Summary and Future Outlook

Practice Summary

By introducing the DolphinScheduler platform and conducting a series of deployment and optimization practices, the NetEase Mail team has achieved significant results in improving data development efficiency, reducing operational costs, and ensuring the stable output of business data. The platform’s secondary development closely aligns with business needs, emphasizing enhanced user experience and development efficiency, while the team continuously focuses on platform optimization and improvement and actively contributes to the community, driving the platform’s ongoing development.

Platform Value and Benefits

The DolphinScheduler platform plays an important role in NetEase Mail’s business. It not only enhances the efficiency and stability of data development but also meets the diverse needs of the business through optimized task scheduling processes, ensuring the timely output of data and strongly promoting the sustained development of the mail business.

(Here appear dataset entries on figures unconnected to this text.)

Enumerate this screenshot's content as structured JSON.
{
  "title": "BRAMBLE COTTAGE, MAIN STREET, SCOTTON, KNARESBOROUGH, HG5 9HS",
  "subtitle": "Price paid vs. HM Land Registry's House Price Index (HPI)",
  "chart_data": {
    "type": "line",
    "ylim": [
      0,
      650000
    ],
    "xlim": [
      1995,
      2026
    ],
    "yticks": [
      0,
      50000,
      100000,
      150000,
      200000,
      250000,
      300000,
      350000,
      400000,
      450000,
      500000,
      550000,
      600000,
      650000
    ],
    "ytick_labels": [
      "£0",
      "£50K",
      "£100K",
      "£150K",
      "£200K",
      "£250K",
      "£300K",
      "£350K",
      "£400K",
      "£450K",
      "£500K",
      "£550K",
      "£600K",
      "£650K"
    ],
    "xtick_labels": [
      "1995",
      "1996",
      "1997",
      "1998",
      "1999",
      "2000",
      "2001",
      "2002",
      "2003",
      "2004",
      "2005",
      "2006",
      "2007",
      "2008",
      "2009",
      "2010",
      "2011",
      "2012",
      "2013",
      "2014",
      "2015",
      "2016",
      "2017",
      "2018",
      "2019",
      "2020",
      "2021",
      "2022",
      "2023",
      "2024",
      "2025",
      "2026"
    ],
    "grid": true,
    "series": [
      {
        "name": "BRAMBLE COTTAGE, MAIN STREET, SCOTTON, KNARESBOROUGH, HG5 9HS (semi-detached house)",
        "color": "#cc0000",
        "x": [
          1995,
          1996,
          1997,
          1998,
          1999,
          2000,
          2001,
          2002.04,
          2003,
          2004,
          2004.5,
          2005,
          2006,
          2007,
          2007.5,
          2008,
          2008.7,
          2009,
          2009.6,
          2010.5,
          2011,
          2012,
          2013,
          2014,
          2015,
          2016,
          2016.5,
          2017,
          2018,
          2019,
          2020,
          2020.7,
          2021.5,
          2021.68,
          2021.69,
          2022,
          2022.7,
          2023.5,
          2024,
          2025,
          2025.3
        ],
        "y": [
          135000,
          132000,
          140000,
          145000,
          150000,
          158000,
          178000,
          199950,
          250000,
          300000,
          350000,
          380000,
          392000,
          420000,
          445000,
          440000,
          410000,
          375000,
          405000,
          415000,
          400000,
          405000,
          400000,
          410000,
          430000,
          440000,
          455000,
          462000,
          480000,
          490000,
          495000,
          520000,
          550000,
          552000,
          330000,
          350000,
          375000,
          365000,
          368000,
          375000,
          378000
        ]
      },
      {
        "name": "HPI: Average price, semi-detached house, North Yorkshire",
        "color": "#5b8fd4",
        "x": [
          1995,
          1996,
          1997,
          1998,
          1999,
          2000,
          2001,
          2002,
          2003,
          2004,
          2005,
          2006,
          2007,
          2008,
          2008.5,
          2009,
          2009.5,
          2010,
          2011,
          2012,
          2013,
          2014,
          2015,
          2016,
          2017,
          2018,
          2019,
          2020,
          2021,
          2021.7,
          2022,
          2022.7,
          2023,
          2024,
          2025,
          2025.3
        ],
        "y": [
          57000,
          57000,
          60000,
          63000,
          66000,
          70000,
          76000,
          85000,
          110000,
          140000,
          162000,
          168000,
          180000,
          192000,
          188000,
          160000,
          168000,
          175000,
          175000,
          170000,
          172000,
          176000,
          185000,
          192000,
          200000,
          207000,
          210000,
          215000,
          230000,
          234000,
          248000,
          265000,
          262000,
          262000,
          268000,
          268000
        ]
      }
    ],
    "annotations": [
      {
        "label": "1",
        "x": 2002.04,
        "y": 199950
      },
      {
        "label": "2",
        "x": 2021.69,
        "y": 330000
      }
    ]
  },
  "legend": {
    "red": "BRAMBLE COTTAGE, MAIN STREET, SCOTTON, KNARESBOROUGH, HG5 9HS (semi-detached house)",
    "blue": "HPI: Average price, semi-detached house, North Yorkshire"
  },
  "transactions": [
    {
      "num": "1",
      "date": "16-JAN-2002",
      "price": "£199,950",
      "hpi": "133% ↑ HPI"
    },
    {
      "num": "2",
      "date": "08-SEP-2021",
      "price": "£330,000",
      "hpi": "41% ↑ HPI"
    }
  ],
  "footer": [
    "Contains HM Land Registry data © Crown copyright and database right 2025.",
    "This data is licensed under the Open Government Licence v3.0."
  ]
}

Experience Sharing and Insights

During the process of platform deployment and optimization, the NetEase Mail team has accumulated rich practical experience. These experiences provide important reference value for other enterprises when choosing and using task scheduling platforms. The team emphasizes that secondary development should be closely integrated with actual business needs, always prioritizing user experience and development efficiency. At the same time, continuously focusing on platform optimization and improvement and actively participating in open-source community building can drive the platform’s continuous refinement and development.

Future Outlook

Looking ahead, the NetEase Mail team plans to continue exploring and advancing in the following directions:

  • Embrace AI: Integrate AI and LLM capabilities to achieve more intelligent and user-friendly data processing ETL processes, enhancing the automation and intelligence level of data processing.
  • Data Governance: Integrate DolphinScheduler scheduling data with the internal metadata center to achieve intelligent collection and analysis of data/task lineage and data maps, providing strong support for data governance.
  • Platform Optimization: Further optimize the performance and functionality of the DolphinScheduler platform to enhance its stability and reliability, better meeting the growing data processing demands.
  • Embrace DATA OPS: Achieve integration and consolidation between the DolphinScheduler platform and other data platform systems, promote the automation of data integration and transmission, and build a more efficient data ecosystem.

In Conclusion

The deployment and optimization practice of NetEase Mail based on the DolphinScheduler platform not only solved the current challenges of task scheduling and data processing but also laid a solid foundation for future development. Through continuous technological innovation and practical exploration, NetEase Mail will continue to provide users with higher-quality and more efficient email services, while also contributing more to the development of the open-source community.